Passa quase despercebido, para nós hoje, as tensões entre Tiago, Pedro e Paulo, assim como nos é difícil de perceber que havia um clero feminino, atuante, cujo signo pode se ter em Maria de Magdala. O texto conhecido como Atos dos Apóstolos nos dá mostras desta tensão entre os referidos líderes masculinos. Tiago liderava um grupo que podemos chamar de judaizantes, os quais acreditavam que Jesus pregava um retorno ao judaísmo mais puro, onde a Lei fosse restaurada em sua forma original. Pedro não era tão radical, mas tendia a um modelo mais normativo para as comunidades dos que seguiam os ensinos de Jesus.


Paulo, por sua vez, pregava uma secundarização da norma, da Lei. A Lei não salva, antes a Graça é salvadora, contudo, as comunidades apenas são possíveis com um código normativo (moral) que as mantenha coesas. Devemos viver como se...: “os que são casados, vivam como se não o fossem, os que são escravos, como se não o fossem...”.


Estas tensões refletem antigas tensões presentes no judaísmo em torno de crenças messiânicas, em torno do conflito entre sacerdotes e profetas, entre aqueles que aguardavam o Messias que restauraria o trono e a linhagem do Rei Davi, o Templo e a centralidade sacerdotal, e aqueles que aguardavam um Messias que instauraria um tempo novo. Para os profetas messiânicos o Messias faria sessar os sacrifícios, conforme podemos ler em Daniel, ou, como podemos ler em outro: “não me agrado em sacrifícios”. O advento do Messias para estes profetas faz com que não haja mais derramamento de sangue para haver remissão de pecados. Paulo e Tiago/Pedro, tipificam este confronto de extremos.


O que se buscou fazer nos próximos séculos foi garantir um afastamento dos textos de cunho gnóstico e uma harmonização dos textos que passamos a chamar de canônicos, entre eles as epístolas atribuídas a Tiago, a Pedro e a Paulo. Tal harmonização exige um trabalho intenso e inconcluso. Um exemplo que podemos citar destas diferenças intensas entre Paulo e Pedro está em suas referências quanto à ordem das comunidades locais.

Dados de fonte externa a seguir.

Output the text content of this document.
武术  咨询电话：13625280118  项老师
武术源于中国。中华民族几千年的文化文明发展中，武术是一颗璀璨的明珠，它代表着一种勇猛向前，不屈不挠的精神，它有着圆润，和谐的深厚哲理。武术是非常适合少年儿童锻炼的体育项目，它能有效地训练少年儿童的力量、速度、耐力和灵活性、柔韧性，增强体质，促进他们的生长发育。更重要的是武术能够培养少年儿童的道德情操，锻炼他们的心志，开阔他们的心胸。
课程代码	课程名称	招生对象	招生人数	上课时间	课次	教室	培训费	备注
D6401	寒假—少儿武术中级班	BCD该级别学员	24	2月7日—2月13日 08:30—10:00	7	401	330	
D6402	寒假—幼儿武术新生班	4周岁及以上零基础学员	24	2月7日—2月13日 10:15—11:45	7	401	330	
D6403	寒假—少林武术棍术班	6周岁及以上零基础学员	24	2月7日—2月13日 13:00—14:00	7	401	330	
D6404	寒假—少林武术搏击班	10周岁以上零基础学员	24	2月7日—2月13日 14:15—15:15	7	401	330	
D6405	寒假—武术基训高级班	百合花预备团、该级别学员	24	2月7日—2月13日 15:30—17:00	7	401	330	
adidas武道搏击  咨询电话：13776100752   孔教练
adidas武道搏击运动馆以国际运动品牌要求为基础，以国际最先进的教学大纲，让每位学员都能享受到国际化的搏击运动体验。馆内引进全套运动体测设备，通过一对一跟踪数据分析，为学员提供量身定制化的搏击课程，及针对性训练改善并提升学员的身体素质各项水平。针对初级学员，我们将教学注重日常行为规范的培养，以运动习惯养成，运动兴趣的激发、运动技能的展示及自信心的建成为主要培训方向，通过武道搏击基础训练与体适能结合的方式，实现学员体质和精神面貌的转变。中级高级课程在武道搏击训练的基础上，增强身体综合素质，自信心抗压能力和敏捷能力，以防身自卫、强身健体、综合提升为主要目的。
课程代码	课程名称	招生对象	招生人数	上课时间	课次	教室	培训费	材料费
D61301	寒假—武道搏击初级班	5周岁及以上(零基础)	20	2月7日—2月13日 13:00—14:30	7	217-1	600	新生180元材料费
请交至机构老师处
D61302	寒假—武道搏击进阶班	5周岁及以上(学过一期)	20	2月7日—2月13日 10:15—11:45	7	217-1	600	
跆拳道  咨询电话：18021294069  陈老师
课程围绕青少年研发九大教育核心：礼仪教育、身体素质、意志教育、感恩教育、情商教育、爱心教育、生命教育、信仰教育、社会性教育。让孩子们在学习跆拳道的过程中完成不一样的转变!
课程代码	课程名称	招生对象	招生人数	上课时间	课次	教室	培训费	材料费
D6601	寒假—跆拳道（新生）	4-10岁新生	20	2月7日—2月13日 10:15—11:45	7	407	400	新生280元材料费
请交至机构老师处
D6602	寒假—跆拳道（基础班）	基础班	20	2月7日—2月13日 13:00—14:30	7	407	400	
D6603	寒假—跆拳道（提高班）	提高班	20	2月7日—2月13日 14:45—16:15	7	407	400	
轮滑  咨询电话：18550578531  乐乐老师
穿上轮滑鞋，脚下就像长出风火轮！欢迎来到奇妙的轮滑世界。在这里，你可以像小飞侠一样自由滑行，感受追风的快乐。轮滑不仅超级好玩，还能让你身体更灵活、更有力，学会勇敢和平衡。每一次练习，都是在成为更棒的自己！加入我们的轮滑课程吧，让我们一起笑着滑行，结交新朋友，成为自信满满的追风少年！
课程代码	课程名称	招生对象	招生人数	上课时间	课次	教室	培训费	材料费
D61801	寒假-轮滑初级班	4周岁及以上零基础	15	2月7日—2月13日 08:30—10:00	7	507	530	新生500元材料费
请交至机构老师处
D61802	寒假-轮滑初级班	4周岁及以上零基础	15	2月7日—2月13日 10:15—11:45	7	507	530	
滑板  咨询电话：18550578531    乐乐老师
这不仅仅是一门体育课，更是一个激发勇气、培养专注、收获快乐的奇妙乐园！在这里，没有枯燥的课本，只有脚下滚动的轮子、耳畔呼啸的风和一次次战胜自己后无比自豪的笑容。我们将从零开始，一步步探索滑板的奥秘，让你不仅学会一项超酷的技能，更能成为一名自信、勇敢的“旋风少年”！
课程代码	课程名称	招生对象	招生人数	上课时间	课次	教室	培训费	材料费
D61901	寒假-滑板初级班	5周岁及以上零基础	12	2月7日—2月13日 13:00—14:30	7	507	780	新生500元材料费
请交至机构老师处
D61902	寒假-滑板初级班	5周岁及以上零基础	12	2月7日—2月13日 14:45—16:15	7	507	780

Para Paulo a Graça está sobre a Lei, isto é, a ordem comunitária deve ser localizada por um sentido universal do amor, da koinonia: “todas as coisas me são lícitas, mas nem todas edificam...”. A Graça é inapreensível, enquanto eterna, a Lei, por sua vez, é factual e contingencial, mutante e temporal. Não há uma lei universal que nos salve, que nos dite regras as quais são provenientes de Deus, antes, a lei deve ter o sentido do reconhecimento amoroso do outro. Se olharmos para as epístolas atribuídas a Paulo, mormente Romanos, Coríntios e Efésios, perceberemos nesta uma ausência de modelo de organização uniforme, contudo, regida pelo apelo ao amor. As diversas listas de dons e como estes se arranjam nas comunidades, nos oferecem pistas desta heterogeneidade organizativa. O apelo de Paulo era para que as comunidades locais se organizassem a partir dos talentos e dons dos crentes locais postos em uso, sem referência a um modelo ideal, fixado, mas correspondentes aos arranjos locais e fundados no amor mútuo. Não há uma hierarquia fixa e verticalizada, mas uma ordem horizontal em que o Presbítero, superintendente atuava como alguém que impedia o caos, sem impor fórmulas.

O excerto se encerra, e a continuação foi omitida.